El llanto de la criatura importa solo a los adultos y, en este caso, no demasiado. Las profesoras están un poco cansadas: lleva un mes de colegio y sigue inconsolable. Todos los días lo mismo: aguanta una o dos horas distraído… para sumirse en la desesperación más absoluta.
Su hermano, en el patio de los grandes, juega ufano al fútbol. Le importa muy poco que Tomás lo pase mal. Ya lo superará. Parte de razón lleva, porque la angustia del pequeño obedece a un motivo: está persuadido de que sus padres no volverán a recogerlo del colegio y se quedará toda la vida allí.
La mañana del jueves encontró un adulto que le hizo caso. El sacerdote del colegio pasaba por delante de su patio y lo vio llorando. Se acercó solícito y la profesora le explicó la situación.
–No tengas miedo, Tomás, que esta tarde vendrán a por ti, ya lo verás…
La profe le advirtió: –No le diga eso. Para él, esta tarde aún está excesivamente lejos… Si quiere consolarle, mejor tendrá que usar otras palabras, tales como que sus padres ya están aquí y que llegarán enseguida. El tiempo para Tomás se hace demasiado largo en ausencia de sus padres.
¡Menuda lección! El tiempo se hace largo cuando falta la persona en quien tenemos puesto el corazón. Así debían sentirse los cristianos de la primera Iglesia. Habían convivido día y noche con Jesús; muchos fueron testigos de la resurrección y un grupo grande de ellos contempló, con tristeza y esperanza, la ascensión.

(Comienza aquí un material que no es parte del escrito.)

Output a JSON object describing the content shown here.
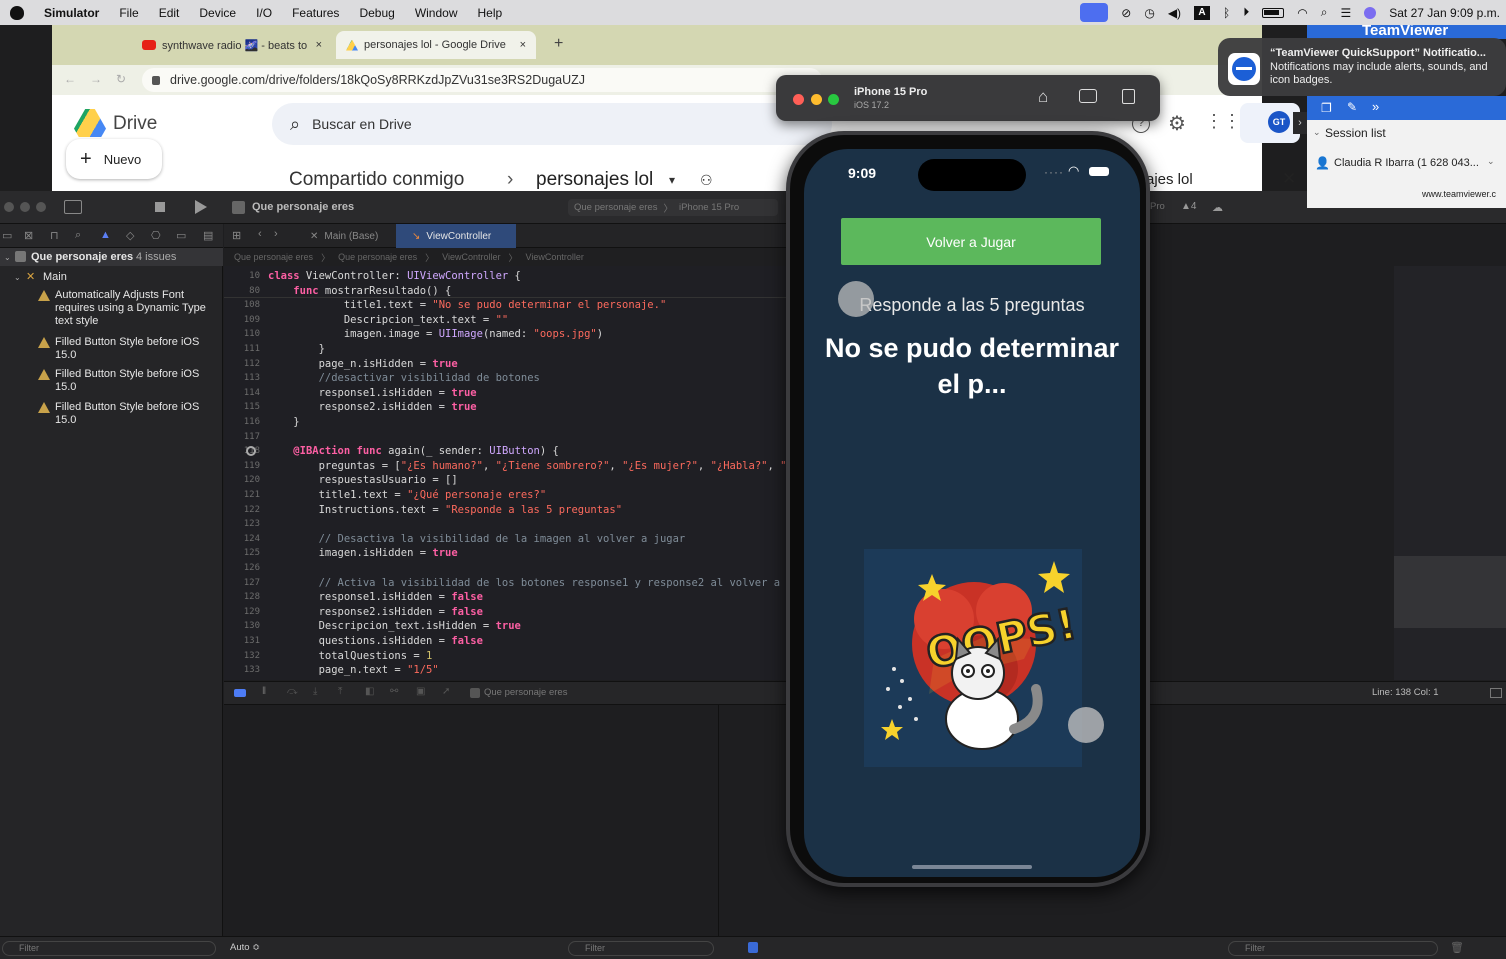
{
  "menubar": {
    "app": "Simulator",
    "items": [
      "File",
      "Edit",
      "Device",
      "I/O",
      "Features",
      "Debug",
      "Window",
      "Help"
    ],
    "clock": "Sat 27 Jan  9:09 p.m."
  },
  "browser": {
    "tabs": [
      {
        "title": "synthwave radio 🌌 - beats to",
        "close": "×"
      },
      {
        "title": "personajes lol - Google Drive",
        "close": "×"
      }
    ],
    "new_tab": "+",
    "url": "drive.google.com/drive/folders/18kQoSy8RRKzdJpZVu31se3RS2DugaUZJ",
    "drive_title": "Drive",
    "search_placeholder": "Buscar en Drive",
    "new_button": "Nuevo",
    "breadcrumb_1": "Compartido conmigo",
    "breadcrumb_sep": "›",
    "breadcrumb_2": "personajes lol",
    "details_title": "ajes lol",
    "details_close": "✕",
    "avatar": "GT"
  },
  "xcode": {
    "project": "Que personaje eres",
    "scheme_target": "Que personaje eres",
    "scheme_device": "iPhone 15 Pro",
    "scheme_device_right": "Pro",
    "warning_count": "▲4",
    "tabs": [
      "Main (Base)",
      "ViewController"
    ],
    "jump": [
      "Que personaje eres",
      "Que personaje eres",
      "ViewController",
      "ViewController"
    ],
    "navigator": {
      "root": "Que personaje eres",
      "root_issues": "4 issues",
      "group": "Main",
      "issues": [
        "Automatically Adjusts Font requires using a Dynamic Type text style",
        "Filled Button Style before iOS 15.0",
        "Filled Button Style before iOS 15.0",
        "Filled Button Style before iOS 15.0"
      ]
    },
    "code_lines": [
      {
        "n": "10",
        "t": "class ViewController: UIViewController {"
      },
      {
        "n": "80",
        "t": "    func mostrarResultado() {"
      },
      {
        "n": "108",
        "t": "            title1.text = \"No se pudo determinar el personaje.\""
      },
      {
        "n": "109",
        "t": "            Descripcion_text.text = \"\""
      },
      {
        "n": "110",
        "t": "            imagen.image = UIImage(named: \"oops.jpg\")"
      },
      {
        "n": "111",
        "t": "        }"
      },
      {
        "n": "112",
        "t": "        page_n.isHidden = true"
      },
      {
        "n": "113",
        "t": "        //desactivar visibilidad de botones"
      },
      {
        "n": "114",
        "t": "        response1.isHidden = true"
      },
      {
        "n": "115",
        "t": "        response2.isHidden = true"
      },
      {
        "n": "116",
        "t": "    }"
      },
      {
        "n": "117",
        "t": ""
      },
      {
        "n": "118",
        "t": "    @IBAction func again(_ sender: UIButton) {"
      },
      {
        "n": "119",
        "t": "        preguntas = [\"¿Es humano?\", \"¿Tiene sombrero?\", \"¿Es mujer?\", \"¿Habla?\", \""
      },
      {
        "n": "120",
        "t": "        respuestasUsuario = []"
      },
      {
        "n": "121",
        "t": "        title1.text = \"¿Qué personaje eres?\""
      },
      {
        "n": "122",
        "t": "        Instructions.text = \"Responde a las 5 preguntas\""
      },
      {
        "n": "123",
        "t": ""
      },
      {
        "n": "124",
        "t": "        // Desactiva la visibilidad de la imagen al volver a jugar"
      },
      {
        "n": "125",
        "t": "        imagen.isHidden = true"
      },
      {
        "n": "126",
        "t": ""
      },
      {
        "n": "127",
        "t": "        // Activa la visibilidad de los botones response1 y response2 al volver a"
      },
      {
        "n": "128",
        "t": "        response1.isHidden = false"
      },
      {
        "n": "129",
        "t": "        response2.isHidden = false"
      },
      {
        "n": "130",
        "t": "        Descripcion_text.isHidden = true"
      },
      {
        "n": "131",
        "t": "        questions.isHidden = false"
      },
      {
        "n": "132",
        "t": "        totalQuestions = 1"
      },
      {
        "n": "133",
        "t": "        page_n.text = \"1/5\""
      }
    ],
    "debug_target": "Que personaje eres",
    "status": "Line: 138  Col: 1",
    "filter_placeholder": "Filter",
    "auto": "Auto ≎"
  },
  "simulator": {
    "device": "iPhone 15 Pro",
    "os": "iOS 17.2",
    "time": "9:09",
    "play_again": "Volver a Jugar",
    "instructions": "Responde a las 5 preguntas",
    "result": "No se pudo determinar el p...",
    "image_text": "OOPS!"
  },
  "teamviewer": {
    "brand": "TeamViewer",
    "notif_title": "“TeamViewer QuickSupport” Notificatio...",
    "notif_body": "Notifications may include alerts, sounds, and icon badges.",
    "session_list": "Session list",
    "session_user": "Claudia R Ibarra (1 628 043...",
    "url": "www.teamviewer.c"
  },
  "colors": {
    "drive_bg": "#ffffff",
    "xcode_bg": "#1e1e20",
    "play_again": "#5cb85c",
    "phone_screen": "#1b3146",
    "teamviewer_blue": "#2a6ad8"
  }
}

¿Cuándo volverá el Señor? Se lo preguntaban con frecuencia. Lo deseaban de todo corazón: no porque estuvieran mal aquí, sino porque le echaban muchísimo de menos. Sabían que Cristo vive y que se ha quedado en la Eucaristía: lo tenían tan claro o más que nosotros. De eso no cabe duda. Pero… recordaban la calidez de su voz, la dulzura de su mirar, la autoridad de su palabra… ¡todo! y deseaban, como es lógico, que volviera pronto.

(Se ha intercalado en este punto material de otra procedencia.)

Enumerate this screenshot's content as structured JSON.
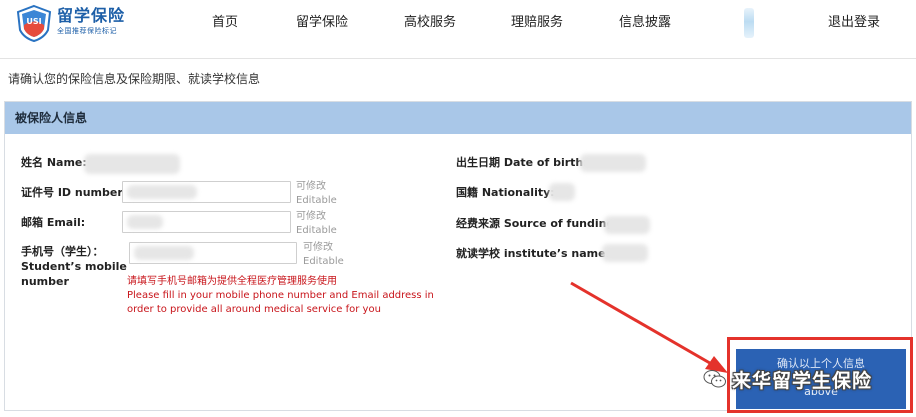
{
  "brand": {
    "title": "留学保险",
    "subtitle": "全国推荐保险标记",
    "badge": "USI",
    "color": "#1d5fa8"
  },
  "nav": {
    "items": [
      {
        "label": "首页"
      },
      {
        "label": "留学保险"
      },
      {
        "label": "高校服务"
      },
      {
        "label": "理赔服务"
      },
      {
        "label": "信息披露"
      }
    ],
    "logout": "退出登录"
  },
  "intro": "请确认您的保险信息及保险期限、就读学校信息",
  "panel": {
    "title": "被保险人信息",
    "header_color": "#a9c7e8"
  },
  "fields": {
    "name_label": "姓名 Name:",
    "id_label": "证件号 ID number:",
    "email_label": "邮箱 Email:",
    "phone_label_1": "手机号（学生）：",
    "phone_label_2": "Student’s mobile",
    "phone_label_3": "number",
    "editable_cn": "可修改",
    "editable_en": "Editable",
    "birth_label": "出生日期 Date of birth:",
    "nationality_label": "国籍 Nationality:",
    "funding_label": "经费来源 Source of funding:",
    "institute_label": "就读学校 institute’s name:"
  },
  "notice": {
    "cn": "请填写手机号邮箱为提供全程医疗管理服务使用",
    "en": "Please fill in your mobile phone number and Email address in order to provide all around medical service for you",
    "color": "#c8151b"
  },
  "confirm": {
    "line1": "确认以上个人信息",
    "line2": "above",
    "color": "#2b62b4",
    "outline_color": "#e4322b"
  },
  "watermark": {
    "text": "来华留学生保险",
    "icon": "wechat-icon"
  }
}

«Dios todopoderoso», rezamos, «aviva en tus fieles, al comenzar el Adviento, el deseo de salir al encuentro de Cristo, que viene, acompañados por las buenas obras, para que, colocados un día a su derecha, merezcan poseer el reino eterno».
Si Cristo te dijera, que viene dentro de pocas horas… ¿qué reacción tendrías? Y después, ¿qué pensarías? Los primeros cristianos se llenarían de alegría. ¿Y tú?
Comenzamos hoy el tiempo de Adviento, que nos sirve para prepararnos para las dos venidas de Cristo. Una, la primera, tuvo lugar hace algo más de dos mil años en Belén. La recordaremos el día de Navidad y volveremos a vivir el misterio del Nacimiento de Jesús. Nos separan de esa celebración cuatro semanas (el Adviento) de intensa preparación.
Pero este tiempo particular de la Iglesia también persigue en el alma del creyente un segundo objetivo: disponer su corazón para la última y definitiva venida de Cristo. Este será el tema de las oraciones de la Misa y de muchas de las lecturas durante las tres primeras semanas.
¡Ven, Señor Jesús! Desear que Cristo vuelva no es despreciar las cosas de la tierra, sino tener la persuasión de que, si lo de ahora es bueno, es mucho mejor lo que está por venir. No está de más que nos recuerden y recordemos cada uno personalmente –otra vez– que estamos de paso. Lo bueno, sin duda, aún está por llegar.